Beitragvon Milady de Winter » Fr 18. Aug 2017, 08:25

Sole.survivor@web.de hat geschrieben:(15 Aug 2017, 18:10)

Auch wieder ein Kopfschüttelfall. Ein schweizer Hotel hat ein in der Formulierung unerträgliches Schild aufgehängt. Statt die Besitzerin mal anzusprechen geht die große social media Welle los, Forderungen nach Schließungen und schwarzen Listen. Dabei lag nach allem, was man hört, eher Unbedarftheit als böse Absicht vor. http://m.spiegel.de/panorama/gesellscha ... 62990.html Die Leut erregen sich zu gern.

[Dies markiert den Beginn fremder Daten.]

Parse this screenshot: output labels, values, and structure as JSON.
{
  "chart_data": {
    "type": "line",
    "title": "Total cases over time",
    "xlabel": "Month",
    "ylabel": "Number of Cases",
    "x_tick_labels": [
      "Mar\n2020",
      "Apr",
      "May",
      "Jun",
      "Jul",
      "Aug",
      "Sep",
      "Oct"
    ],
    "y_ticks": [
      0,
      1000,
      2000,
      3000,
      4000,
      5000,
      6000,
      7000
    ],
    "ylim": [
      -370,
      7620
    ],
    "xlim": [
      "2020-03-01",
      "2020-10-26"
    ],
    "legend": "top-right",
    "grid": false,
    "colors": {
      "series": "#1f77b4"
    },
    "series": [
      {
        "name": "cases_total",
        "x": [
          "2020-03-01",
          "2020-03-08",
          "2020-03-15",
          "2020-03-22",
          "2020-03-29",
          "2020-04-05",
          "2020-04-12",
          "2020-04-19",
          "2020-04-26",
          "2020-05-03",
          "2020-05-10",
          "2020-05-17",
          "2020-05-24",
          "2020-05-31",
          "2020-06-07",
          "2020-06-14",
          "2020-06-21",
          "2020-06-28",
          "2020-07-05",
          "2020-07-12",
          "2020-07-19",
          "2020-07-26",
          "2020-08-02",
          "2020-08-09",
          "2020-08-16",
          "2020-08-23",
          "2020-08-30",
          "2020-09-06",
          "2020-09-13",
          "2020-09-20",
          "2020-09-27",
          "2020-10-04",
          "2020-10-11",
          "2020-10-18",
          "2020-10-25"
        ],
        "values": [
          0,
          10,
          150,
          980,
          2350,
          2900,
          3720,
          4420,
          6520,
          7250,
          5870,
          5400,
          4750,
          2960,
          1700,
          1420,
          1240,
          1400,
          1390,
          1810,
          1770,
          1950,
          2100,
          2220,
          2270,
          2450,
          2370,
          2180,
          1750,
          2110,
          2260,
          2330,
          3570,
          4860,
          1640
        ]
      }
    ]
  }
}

Also ganz ehrlich: ich persönlich frage mich, wie man so eine Formulierung überhaupt in Erwägung zieht. Und zwar nicht, weil es sich um jüdische Gäste handelt, sondern weil es schlicht ein Unding ist, eine allgemeingültige - valide - Forderung auf eine spezielle Gruppe von Gästen zu beschränken. Wenn darum gebeten wird, vor Benutzung des Schwimmbades zu duschen, dann muss diese Bitte an ALLE Benutzer des Beckens erfolgen, egal ob Gast, Angestellter oder sonstwer. Das Wort "jüdische Gäste" hat in dem Kontext in meinen Augen natürlich eine ganz besondere Brisanz, aber man kann es durch jede x-beliebige Gruppe ersetzten: wir bitten unsere deutschen/indischen/muslimischen/über 60-jährigen/dunkelhäutigen Gäste...". Es ist und bleibt völlig absurd in meinen Augen. Und ich nenne das ehrlich gesagt nicht Unbedarftheit, sondern Dummheit.

Zeigt aber, dass so ein kapitaler Fehler nicht ohne Folgen bleibt. Dafür ist die Social Media Welt zu stark und zu präsent. Auch das sollte jedem - spätestens nach so einem Fall - bewusst sein.